I am running my web application over AWS ECS as following.
on one docker i have an API let’s call it API_A()
and this API_A90 within it’s body it calls another Api will call it API_B() and this deployed on another docker.
When running a 100 concurrent users stress test
API_A() response time reaches 5minutes.
I’ve user newrelic profiling tool and it says the 5minutes waster while calling API_A();
Same newrelic profiling tool saying API_B() response time is 5 seconds.
It means there are 4.55 minutes was waiting the server of API_B() to pickup the request.
API_A(); developed using .Net C#.
But API_B(); developed with Python and here is the running command :
DockerFile
`
FROM python:3.9
..
..
..
..
CMD [“newrelic-admin”, “run-program”, “uvicorn”, “fast_api:app”, “–proxy-headers”, “–host”, “0.0.0.0”, “–port”, “5000”, “–timeout-keep-alive”, “10000”, “–workers”, “5”]
`
the fast_api.py file comains
if __name__ == "__main__": uvicorn.run(app, host="0.0.0.0", port=5000,timeout_keep_alive=10000,workers = 5)

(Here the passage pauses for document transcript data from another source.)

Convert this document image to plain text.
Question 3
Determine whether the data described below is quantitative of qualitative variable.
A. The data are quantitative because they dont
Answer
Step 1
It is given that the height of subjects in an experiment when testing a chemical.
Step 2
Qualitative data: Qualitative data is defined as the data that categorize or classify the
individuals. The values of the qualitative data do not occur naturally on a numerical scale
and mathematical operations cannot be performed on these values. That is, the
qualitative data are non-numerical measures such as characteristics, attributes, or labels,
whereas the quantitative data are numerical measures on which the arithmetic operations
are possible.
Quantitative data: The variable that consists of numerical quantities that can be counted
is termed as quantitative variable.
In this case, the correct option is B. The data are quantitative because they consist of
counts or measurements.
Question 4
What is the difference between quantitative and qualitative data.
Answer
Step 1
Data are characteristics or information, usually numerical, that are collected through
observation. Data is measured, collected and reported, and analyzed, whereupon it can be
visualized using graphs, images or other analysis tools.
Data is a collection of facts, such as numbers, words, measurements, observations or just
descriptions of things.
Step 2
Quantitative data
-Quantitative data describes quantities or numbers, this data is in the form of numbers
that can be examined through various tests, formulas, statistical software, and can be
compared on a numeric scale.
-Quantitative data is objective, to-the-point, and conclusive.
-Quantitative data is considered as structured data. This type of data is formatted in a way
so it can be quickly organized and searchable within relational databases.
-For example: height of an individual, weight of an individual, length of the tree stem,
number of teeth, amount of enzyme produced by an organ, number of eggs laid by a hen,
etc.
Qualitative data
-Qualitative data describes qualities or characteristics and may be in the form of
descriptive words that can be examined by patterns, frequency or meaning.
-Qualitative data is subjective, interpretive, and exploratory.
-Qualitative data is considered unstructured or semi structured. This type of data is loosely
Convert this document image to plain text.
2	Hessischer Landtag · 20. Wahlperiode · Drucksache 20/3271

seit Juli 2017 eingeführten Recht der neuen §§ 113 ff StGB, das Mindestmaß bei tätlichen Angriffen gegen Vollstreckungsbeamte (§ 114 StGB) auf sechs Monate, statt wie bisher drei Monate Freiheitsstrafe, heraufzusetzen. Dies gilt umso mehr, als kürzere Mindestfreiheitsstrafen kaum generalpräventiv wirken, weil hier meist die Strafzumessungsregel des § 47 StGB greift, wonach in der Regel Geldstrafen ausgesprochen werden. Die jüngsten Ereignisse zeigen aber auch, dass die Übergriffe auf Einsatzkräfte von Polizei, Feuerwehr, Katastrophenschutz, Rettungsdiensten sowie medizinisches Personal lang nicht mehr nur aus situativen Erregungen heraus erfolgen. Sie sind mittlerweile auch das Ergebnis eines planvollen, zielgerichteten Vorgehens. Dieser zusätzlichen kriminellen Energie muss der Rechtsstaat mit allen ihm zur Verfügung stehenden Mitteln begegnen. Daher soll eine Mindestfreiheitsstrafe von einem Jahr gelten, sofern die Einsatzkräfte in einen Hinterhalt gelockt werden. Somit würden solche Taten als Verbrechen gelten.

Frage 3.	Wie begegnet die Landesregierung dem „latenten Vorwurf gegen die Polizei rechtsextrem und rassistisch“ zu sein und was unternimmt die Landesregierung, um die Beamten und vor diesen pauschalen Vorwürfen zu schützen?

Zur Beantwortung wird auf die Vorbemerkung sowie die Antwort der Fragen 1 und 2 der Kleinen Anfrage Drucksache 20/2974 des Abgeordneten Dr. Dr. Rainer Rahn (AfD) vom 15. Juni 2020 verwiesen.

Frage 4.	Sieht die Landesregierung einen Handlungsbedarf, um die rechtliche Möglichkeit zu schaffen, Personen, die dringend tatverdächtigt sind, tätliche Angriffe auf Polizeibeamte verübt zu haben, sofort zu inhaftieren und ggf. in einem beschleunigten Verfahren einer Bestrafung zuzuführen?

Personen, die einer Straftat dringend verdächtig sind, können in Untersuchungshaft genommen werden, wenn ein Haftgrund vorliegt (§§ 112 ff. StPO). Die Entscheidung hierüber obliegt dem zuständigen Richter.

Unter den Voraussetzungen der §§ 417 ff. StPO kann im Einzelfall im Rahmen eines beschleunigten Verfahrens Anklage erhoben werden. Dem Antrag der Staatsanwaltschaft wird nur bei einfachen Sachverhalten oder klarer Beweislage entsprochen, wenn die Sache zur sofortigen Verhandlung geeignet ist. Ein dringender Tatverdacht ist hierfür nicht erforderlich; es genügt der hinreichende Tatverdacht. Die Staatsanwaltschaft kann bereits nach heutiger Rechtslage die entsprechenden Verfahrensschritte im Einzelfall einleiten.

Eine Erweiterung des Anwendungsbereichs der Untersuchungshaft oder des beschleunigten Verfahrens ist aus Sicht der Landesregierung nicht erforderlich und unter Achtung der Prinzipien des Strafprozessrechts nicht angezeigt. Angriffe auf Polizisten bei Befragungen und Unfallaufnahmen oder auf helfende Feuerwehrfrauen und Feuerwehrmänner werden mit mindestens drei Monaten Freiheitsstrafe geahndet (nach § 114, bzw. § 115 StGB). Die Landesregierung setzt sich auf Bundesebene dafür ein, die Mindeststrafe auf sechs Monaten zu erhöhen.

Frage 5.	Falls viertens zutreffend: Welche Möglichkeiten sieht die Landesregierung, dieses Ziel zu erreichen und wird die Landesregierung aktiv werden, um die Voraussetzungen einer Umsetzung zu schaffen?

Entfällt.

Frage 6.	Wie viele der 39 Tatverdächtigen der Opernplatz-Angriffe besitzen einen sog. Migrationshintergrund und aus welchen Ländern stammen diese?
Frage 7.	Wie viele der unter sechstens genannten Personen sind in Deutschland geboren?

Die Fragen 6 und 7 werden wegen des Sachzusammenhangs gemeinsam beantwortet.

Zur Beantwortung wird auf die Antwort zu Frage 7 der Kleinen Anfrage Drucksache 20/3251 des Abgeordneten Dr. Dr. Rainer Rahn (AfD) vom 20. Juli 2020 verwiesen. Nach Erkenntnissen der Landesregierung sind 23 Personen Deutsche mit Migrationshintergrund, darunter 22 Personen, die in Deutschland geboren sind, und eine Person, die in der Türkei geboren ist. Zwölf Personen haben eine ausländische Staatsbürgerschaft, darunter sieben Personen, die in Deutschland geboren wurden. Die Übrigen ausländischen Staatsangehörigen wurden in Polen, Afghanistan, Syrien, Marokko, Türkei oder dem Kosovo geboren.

During the high traffic and response time, if i triggered the docker via IP address to check the HealthCheck it also takes so long to respond, so the DNS and Load Balancer are Incent so far.
Note that the CPU and RAM utlization are perfect also, not exceeding 50%
Any suggestions to find out or resolve this ?
i tried to trigger the docker via IP address to investigate if DNS or Load Balancer causing that but still that also delays the same during the traffic time.
i also tried to increase the workers, VCpu, Ram but no improvements at all.
Expecting the API_B() docker/server to pick all requests and start processing them all on concurrent basis. as it seems the requests are queued at the door of this docker/server and picked up so late.